The foundation of his efforts centers around one key course of action: Following the science.
“We’ve talked about that since day one,” Trantalis said. “Last year in March, we closed our beaches for spring break because that was the science back then: Avoid close contact, try to get people out of cramped quarters in these hotel rooms where all these kids were visiting our state.”
Since then, he said, they’ve learned that there are more efficient courses of action. Beaches and hotels have since reopened, but Fort Lauderdale is strongly encouraging vaccinations.
“We have free vaccination sites all over the city,” Trantalis said. “We even started pop-up sites in places that we find that the vaccination rate is least utilized — for example, in many of our churches, especially some of our fundamentalist folks who seem to have an aversion to this vaccine. We’re going to their pastors and setting pop-up vaccination sites at their churches.”
The city is specifically reaching out to the homeless and Black communities. (Black Americans are less likely to have received a COVID-19 vaccine than their white counterparts, despite being disproportionately hit harder by the pandemic.)
This includes “setting up pop-up vaccination sites, asking their pastors to spread the word, to preach the word to say that vaccinations are the right thing to do,” Trantalis said. “But we’re doing it without fanfare.
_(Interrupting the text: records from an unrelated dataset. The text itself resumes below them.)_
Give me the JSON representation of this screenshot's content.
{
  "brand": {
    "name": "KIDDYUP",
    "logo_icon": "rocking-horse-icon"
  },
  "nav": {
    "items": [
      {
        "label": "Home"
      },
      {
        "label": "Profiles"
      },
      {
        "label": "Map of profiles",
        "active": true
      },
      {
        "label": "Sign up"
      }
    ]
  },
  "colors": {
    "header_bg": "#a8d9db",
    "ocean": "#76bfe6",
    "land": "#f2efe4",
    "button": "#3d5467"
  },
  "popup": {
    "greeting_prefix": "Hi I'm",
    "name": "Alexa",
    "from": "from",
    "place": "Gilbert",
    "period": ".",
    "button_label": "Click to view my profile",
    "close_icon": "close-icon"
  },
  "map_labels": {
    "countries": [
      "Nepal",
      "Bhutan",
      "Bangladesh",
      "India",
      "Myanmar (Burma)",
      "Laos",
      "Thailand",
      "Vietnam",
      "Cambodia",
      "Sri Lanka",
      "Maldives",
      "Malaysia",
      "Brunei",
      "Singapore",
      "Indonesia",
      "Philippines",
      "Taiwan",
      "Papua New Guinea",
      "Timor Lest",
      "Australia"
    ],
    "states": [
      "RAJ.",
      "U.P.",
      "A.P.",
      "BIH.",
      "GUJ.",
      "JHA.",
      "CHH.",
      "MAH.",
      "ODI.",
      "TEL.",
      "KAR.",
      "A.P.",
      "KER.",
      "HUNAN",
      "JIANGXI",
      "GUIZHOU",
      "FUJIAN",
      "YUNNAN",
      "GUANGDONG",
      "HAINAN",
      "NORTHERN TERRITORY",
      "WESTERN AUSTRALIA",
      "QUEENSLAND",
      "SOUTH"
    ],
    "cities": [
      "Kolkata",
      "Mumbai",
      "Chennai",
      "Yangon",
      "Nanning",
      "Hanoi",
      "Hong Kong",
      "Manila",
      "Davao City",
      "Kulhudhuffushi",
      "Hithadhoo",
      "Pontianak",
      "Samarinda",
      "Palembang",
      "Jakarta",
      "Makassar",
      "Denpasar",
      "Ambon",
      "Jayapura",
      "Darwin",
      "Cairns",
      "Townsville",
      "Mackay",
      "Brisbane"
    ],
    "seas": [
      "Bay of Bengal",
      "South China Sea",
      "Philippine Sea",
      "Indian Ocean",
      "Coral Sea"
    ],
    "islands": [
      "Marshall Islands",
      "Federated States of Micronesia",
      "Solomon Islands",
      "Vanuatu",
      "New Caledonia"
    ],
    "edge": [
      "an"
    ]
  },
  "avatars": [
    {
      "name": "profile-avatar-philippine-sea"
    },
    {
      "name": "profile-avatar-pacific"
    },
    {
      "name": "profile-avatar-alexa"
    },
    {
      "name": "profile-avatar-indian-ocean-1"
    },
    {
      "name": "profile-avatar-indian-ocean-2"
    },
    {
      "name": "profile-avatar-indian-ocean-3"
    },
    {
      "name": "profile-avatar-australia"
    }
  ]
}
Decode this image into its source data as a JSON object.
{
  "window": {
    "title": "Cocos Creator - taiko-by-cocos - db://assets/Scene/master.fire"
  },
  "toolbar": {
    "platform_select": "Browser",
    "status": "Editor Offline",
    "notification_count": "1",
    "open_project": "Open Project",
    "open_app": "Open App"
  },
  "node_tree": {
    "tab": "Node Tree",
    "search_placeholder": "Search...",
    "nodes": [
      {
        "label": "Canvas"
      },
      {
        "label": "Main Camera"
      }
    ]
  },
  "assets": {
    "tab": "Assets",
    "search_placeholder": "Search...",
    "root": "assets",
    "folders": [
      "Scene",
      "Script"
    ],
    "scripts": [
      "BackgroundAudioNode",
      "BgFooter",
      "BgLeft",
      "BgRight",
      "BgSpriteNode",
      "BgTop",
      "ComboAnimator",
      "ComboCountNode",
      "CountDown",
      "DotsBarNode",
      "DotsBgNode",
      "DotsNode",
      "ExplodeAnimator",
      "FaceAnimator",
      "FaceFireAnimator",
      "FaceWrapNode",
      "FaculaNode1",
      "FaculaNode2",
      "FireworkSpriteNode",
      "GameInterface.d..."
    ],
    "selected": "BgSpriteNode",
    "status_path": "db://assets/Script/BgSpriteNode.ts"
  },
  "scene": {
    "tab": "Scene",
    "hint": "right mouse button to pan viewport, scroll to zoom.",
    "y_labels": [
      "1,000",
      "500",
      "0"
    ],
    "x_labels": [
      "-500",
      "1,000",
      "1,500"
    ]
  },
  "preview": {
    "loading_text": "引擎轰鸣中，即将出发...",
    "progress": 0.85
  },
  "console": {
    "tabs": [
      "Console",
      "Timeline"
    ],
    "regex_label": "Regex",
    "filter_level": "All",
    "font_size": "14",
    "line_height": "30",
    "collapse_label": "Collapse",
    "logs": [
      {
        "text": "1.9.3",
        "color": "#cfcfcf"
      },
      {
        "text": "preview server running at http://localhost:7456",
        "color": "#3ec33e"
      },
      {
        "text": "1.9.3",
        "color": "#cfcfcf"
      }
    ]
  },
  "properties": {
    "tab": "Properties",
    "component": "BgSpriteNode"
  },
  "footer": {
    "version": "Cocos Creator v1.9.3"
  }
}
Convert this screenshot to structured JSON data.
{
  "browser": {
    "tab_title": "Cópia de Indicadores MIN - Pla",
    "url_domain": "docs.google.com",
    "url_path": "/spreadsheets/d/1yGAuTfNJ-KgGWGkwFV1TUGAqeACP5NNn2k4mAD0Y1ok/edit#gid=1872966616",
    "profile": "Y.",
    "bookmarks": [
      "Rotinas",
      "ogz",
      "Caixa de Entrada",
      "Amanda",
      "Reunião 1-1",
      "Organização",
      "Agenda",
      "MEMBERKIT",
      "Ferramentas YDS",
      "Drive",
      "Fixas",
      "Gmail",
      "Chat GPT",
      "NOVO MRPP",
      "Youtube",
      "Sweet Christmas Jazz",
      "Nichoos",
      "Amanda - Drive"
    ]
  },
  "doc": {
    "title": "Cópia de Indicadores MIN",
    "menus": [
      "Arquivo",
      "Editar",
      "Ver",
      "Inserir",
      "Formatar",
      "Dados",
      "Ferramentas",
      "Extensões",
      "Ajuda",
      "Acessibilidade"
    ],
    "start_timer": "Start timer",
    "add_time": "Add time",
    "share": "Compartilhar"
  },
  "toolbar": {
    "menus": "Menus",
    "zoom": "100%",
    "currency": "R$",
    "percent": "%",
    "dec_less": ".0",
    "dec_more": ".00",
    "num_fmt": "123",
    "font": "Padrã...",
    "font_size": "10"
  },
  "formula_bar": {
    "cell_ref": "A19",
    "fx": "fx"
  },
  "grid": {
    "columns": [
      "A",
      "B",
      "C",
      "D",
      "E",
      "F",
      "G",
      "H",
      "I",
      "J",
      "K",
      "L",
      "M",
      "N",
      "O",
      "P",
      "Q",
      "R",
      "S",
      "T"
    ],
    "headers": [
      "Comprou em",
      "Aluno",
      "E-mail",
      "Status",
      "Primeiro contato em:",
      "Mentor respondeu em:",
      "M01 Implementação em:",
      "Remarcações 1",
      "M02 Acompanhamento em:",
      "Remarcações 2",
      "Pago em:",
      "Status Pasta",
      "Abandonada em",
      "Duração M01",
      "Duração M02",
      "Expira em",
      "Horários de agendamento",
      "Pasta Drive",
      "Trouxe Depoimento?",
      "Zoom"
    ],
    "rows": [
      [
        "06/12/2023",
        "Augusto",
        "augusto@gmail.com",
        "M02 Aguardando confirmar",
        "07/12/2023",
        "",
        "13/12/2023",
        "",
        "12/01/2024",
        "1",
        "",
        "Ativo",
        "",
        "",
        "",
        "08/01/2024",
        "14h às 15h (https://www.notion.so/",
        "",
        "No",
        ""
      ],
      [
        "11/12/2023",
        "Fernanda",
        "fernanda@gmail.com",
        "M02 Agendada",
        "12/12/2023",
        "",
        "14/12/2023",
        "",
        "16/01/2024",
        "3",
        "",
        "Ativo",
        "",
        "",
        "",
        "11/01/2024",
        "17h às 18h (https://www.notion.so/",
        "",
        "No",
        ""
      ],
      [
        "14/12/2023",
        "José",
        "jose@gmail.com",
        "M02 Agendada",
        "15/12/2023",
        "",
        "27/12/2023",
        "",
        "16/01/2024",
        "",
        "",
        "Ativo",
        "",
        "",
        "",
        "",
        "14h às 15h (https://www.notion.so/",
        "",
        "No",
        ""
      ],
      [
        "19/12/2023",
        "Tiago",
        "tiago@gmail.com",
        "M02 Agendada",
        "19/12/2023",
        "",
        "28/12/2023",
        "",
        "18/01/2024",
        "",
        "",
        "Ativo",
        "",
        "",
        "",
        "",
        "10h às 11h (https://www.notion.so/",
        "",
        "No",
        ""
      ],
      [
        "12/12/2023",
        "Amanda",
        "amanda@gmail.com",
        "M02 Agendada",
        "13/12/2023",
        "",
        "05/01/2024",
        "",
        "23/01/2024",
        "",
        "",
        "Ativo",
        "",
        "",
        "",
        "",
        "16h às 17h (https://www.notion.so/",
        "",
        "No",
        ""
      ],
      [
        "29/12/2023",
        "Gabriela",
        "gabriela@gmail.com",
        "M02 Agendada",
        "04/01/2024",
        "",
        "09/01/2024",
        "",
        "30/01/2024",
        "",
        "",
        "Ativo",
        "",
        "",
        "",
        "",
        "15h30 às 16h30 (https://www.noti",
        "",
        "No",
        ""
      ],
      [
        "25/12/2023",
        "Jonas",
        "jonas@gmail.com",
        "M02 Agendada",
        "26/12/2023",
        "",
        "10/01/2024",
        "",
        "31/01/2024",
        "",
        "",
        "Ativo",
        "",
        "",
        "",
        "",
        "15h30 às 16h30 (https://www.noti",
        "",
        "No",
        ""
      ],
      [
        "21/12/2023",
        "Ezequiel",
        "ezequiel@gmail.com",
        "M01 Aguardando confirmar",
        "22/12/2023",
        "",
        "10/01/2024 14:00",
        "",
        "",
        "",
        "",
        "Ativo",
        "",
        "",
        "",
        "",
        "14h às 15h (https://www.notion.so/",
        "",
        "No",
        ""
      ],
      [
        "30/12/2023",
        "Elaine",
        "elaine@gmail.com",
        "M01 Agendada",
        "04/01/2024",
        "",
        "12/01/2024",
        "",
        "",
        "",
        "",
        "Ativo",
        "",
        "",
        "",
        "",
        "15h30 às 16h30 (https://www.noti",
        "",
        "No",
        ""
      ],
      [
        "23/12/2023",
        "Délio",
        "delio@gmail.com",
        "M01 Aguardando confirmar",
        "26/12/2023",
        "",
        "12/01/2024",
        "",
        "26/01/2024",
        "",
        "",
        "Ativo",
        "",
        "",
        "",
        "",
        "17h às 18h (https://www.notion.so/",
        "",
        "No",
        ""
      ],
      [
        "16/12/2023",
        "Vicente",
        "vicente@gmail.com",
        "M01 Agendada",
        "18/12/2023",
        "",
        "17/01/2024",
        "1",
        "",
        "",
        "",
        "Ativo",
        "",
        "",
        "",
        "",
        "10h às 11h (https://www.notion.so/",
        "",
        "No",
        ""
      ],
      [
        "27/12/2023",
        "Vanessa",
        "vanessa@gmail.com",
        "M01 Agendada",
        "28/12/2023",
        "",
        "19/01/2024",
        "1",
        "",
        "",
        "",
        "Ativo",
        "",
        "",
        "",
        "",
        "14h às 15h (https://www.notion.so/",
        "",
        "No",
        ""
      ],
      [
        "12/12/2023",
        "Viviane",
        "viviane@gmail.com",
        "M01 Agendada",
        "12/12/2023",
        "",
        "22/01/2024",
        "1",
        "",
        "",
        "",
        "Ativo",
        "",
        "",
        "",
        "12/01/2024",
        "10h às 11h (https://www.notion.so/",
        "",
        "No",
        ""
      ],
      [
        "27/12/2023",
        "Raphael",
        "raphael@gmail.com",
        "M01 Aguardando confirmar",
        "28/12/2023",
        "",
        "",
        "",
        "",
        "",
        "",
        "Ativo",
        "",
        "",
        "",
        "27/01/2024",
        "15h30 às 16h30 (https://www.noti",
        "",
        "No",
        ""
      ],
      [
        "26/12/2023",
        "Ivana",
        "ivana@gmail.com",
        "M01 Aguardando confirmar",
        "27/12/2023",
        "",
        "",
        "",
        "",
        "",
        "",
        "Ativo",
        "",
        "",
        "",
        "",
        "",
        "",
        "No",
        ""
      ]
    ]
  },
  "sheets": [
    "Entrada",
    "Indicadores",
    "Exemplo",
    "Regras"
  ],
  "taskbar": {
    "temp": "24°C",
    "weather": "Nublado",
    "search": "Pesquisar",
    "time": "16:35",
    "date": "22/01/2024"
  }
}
We’re doing it on a community-by-community basis. But we’re getting it done.”
The state as a whole, however, is struggling to break down cultural and politcal barriers to successfully fight off the latest surge.
“Unfortunately, Florida is a hot spot here in the nation,” Trantalis said. “One out of every five new cases is in Florida. It’s really difficult to have to deal with that because it impacts so many people. It impacts schoolchildren. It impacts our hospitality business. It impacts people just coming to and from work because the message of getting vaccinated just doesn’t seem to penetrate the culture here.”